Plot Development: Book 1 was really more set up than plot development; the real “plot” could be summarized in about 3 sentences and didn’t need the whole book to flush out. The entire plot really was: Megahn is different and discovers why from a mystery man. Turns out she is Fae and she needs to stay away from her real home or she will be in danger. In the end, she is tricked into stepping into her homeland, looses her protection, and is now going to be hunted. Oh, and she falls for the mystery man. Ok – so that took 4 sentences. It was missing something, something that makes even a set-up book more compelling. It wasn’t awful, just wasn’t a thrilling enough set-up and plot to leave me starving for more and what ever comes next.
Character Development: Meghan – pretty well developed. Cade, not so much. But that was ok since Cade is the dark, strange, handsome mystery guy.
Dialogue: It was decent. I wasn’t rolling my eyes as I read stuff, an most of it felt pretty natural. There is a “but” though. Some of the word choices were a little… off… to have Cade say her kind has a character “flaw” or defect, when really , it’s just that they are a little different, bothered me.
Plot Holes: There weren’t too many, but the ones that existed were pretty big.
Example 1: Meghan really goes with the strange crow woman (doesn’t take a genius to figure out who she really is, by the way) after less than 30 seconds of convincing? Nope, don’t believe it.

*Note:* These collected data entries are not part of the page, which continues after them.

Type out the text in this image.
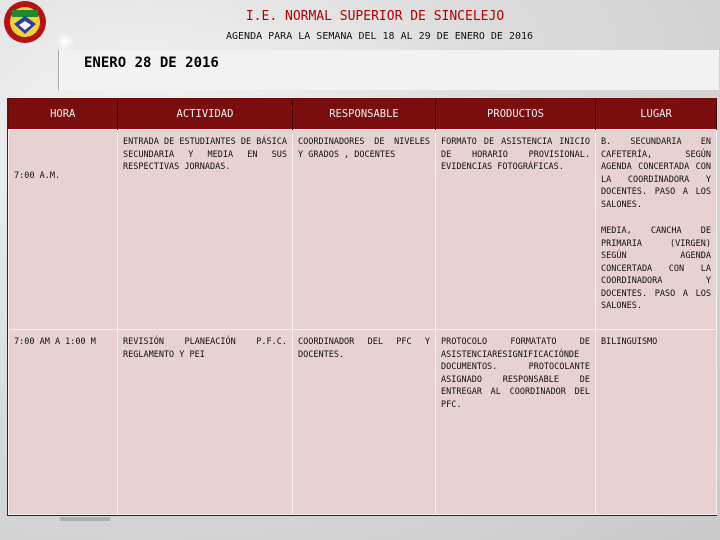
I.E. NORMAL SUPERIOR DE SINCELEJO
AGENDA PARA LA SEMANA DEL 18 AL 29 DE ENERO DE 2016
ENERO 28 DE 2016
HORA	ACTIVIDAD	RESPONSABLE	PRODUCTOS	LUGAR

7:00 A.M.	ENTRADA DE ESTUDIANTES DE BÁSICA SECUNDARIA Y MEDIA EN SUS RESPECTIVAS JORNADAS.	COORDINADORES DE NIVELES Y GRADOS , DOCENTES	FORMATO DE ASISTENCIA INICIO DE HORARIO PROVISIONAL. EVIDENCIAS FOTOGRÁFICAS.	B. SECUNDARIA EN CAFETERÍA, SEGÚN AGENDA CONCERTADA CON LA COORDINADORA Y DOCENTES. PASO A LOS SALONES.
MEDIA, CANCHA DE PRIMARIA (VIRGEN) SEGÚN AGENDA CONCERTADA CON LA COORDINADORA Y DOCENTES. PASO A LOS SALONES.

7:00 AM A 1:00 M	REVISIÓN PLANEACIÓN P.F.C. REGLAMENTO Y PEI	COORDINADOR DEL PFC Y DOCENTES.	PROTOCOLO FORMATATO DE ASISTENCIARESIGNIFICACIÓNDE DOCUMENTOS. PROTOCOLANTE ASIGNADO RESPONSABLE DE ENTREGAR AL COORDINADOR DEL PFC.	BILINGUISMO
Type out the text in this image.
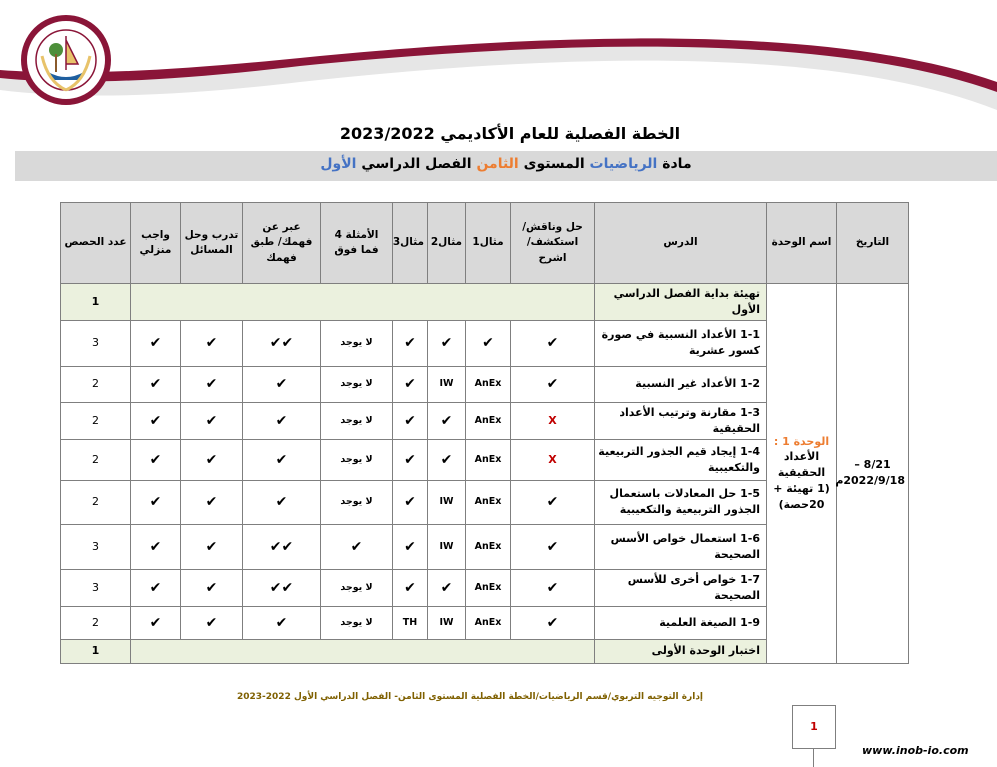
الخطة الفصلية للعام الأكاديمي 2023/2022
مادة الرياضيات المستوى الثامن الفصل الدراسي الأول
التاريخ	اسم الوحدة	الدرس	حل وناقش/ استكشف/اشرح	مثال1	مثال2	مثال3	الأمثلة 4 فما فوق	عبر عن فهمك/ طبق فهمك	تدرب وحل المسائل	واجب منزلي	عدد الحصص
8/21 – 2022/9/18م	الوحدة 1 :
الأعداد الحقيقية
(1 تهيئة + 20حصة)	تهيئة بداية الفصل الدراسي الأول									1
		1-1 الأعداد النسبية في صورة كسور عشرية	✔	✔	✔	✔	لا يوجد	✔✔	✔	✔	3
		1-2 الأعداد غير النسبية	✔	AnEx	IW	✔	لا يوجد	✔	✔	✔	2
		1-3 مقارنة وترتيب الأعداد الحقيقية	X	AnEx	✔	✔	لا يوجد	✔	✔	✔	2
		1-4 إيجاد قيم الجذور التربيعية والتكعيبية	X	AnEx	✔	✔	لا يوجد	✔	✔	✔	2
		1-5 حل المعادلات باستعمال الجذور التربيعية والتكعيبية	✔	AnEx	IW	✔	لا يوجد	✔	✔	✔	2
		1-6 استعمال خواص الأسس الصحيحة	✔	AnEx	IW	✔	✔	✔✔	✔	✔	3
		1-7 خواص أخرى للأسس الصحيحة	✔	AnEx	✔	✔	لا يوجد	✔✔	✔	✔	3
		1-9 الصيغة العلمية	✔	AnEx	IW	TH	لا يوجد	✔	✔	✔	2
		اختبار الوحدة الأولى									1
إدارة التوجيه التربوي/قسم الرياضيات/الخطة الفصلية المستوى الثامن- الفصل الدراسي الأول 2022-2023
1
www.inob-io.com
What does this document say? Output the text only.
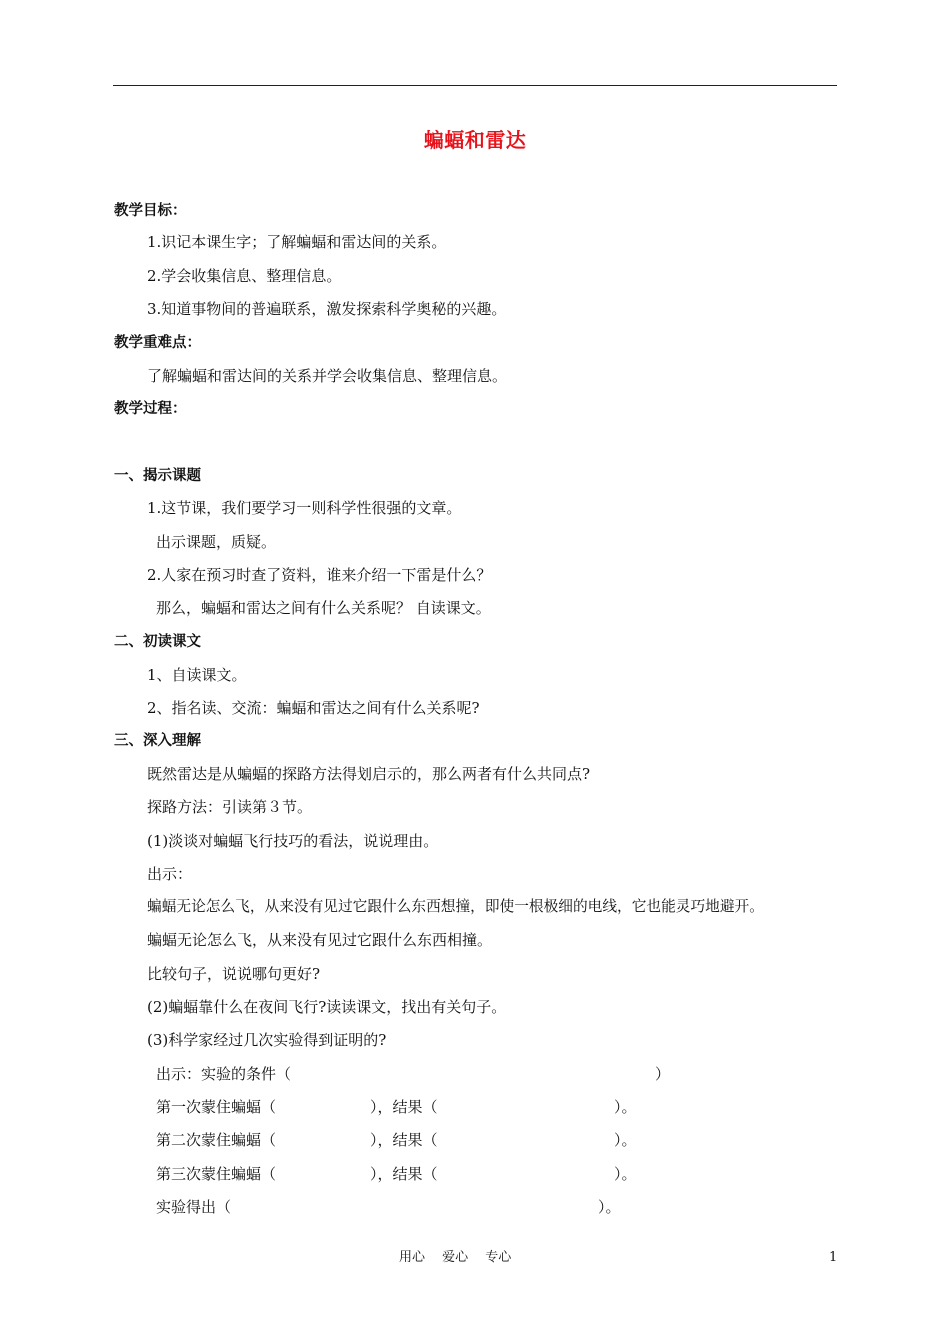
蝙蝠和雷达
教学目标：
1.识记本课生字；了解蝙蝠和雷达间的关系。
2.学会收集信息、整理信息。
3.知道事物间的普遍联系，激发探索科学奥秘的兴趣。
教学重难点：
了解蝙蝠和雷达间的关系并学会收集信息、整理信息。
教学过程：
一、揭示课题
1.这节课，我们要学习一则科学性很强的文章。
出示课题，质疑。
2.人家在预习时查了资料，谁来介绍一下雷是什么？
那么，蝙蝠和雷达之间有什么关系呢？ 自读课文。
二、初读课文
1、自读课文。
2、指名读、交流：蝙蝠和雷达之间有什么关系呢?
三、深入理解
既然雷达是从蝙蝠的探路方法得划启示的，那么两者有什么共同点?
探路方法：引读第３节。
(1)淡谈对蝙蝠飞行技巧的看法，说说理由。
出示：
蝙蝠无论怎么飞，从来没有见过它跟什么东西想撞，即使一根极细的电线，它也能灵巧地避开。
蝙蝠无论怎么飞，从来没有见过它跟什么东西相撞。
比较句子，说说哪句更好?
(2)蝙蝠靠什么在夜间飞行?读读课文，找出有关句子。
(3)科学家经过几次实验得到证明的?
出示：实验的条件（	）
第一次蒙住蝙蝠（	），结果（	）。
第二次蒙住蝙蝠（	），结果（	）。
第三次蒙住蝙蝠（	），结果（	）。
实验得出（	）。
用心　 爱心　 专心	1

Example 2: Her best, closest friends don’t know her well enough, see her often enough, hang with her enough, so that she can hide/create a mysterious made up boyfriend? Nope, don’t believe it.
World Building: This installment was mostly set up. But it only gets a seven because the “world” was not really all that different from the real world. And we don’t get many rules of the Fae world until the end, and even then, we get very few. I adored the spirit guide dog though! Need more!
Reality: Almost a little too real – very little paranormal/fairy in it. At least until the end. Needed more fantasy. Although, it was nicely set up with the real world elements, including down to the information about Meghan being placed with her family.
Action: Lots of non-action action. Sure, Meghan get attacked, and followed by some crows. But she spends too much time reading, and like I said about the plot, not enough time getting into situations where I felt pulled into the world and the action and the plot. I will read the next, but I am not yearning with every breath to see what happens to Meghan and Cade next. Just not enough to it all for that. Wish I could say otherwise.
Pace of Story: Super, duper, extra, awfully and tremendously ssssssslllllllooooowwww. See all the previous items for details on this!
Genre Specific: There’s a little bit of romance (although it is mostly implied and the reader has to infer it from the minimal actual page time Meghan and Cade have together). Not tremendously consistent with the genre, the parents are not absentee parents. Instead, they are present, and so are all of Meghan’s adoptive siblings. The story is just built so that the parent’s don’t need to be absentee to move the (little bit of) plot along. Seems that actual Celtic mythology influences the story, and that is great! As an add, there are teenage bullies here and they are pretty awful. But it is clear that they are bullies and their actions are not glorified, so I am ok with their presence (as well as a little bit of ass-kicking with them, since I think most bullies eventually need a whopping or they don’t learn).
There’s also the standard miscellaneous items that tend to go with a box score – in this case, the grammar wasn’t terrible and the bottom line, what isn’t evident from a perusal of just the numbers, is that I will read at least the next installment. I just hop it has a little more plot depth, so that when the game is over, there is a clear winner. But at the end of the 1st, score is tied, and I can’t tell which way the game is going to go!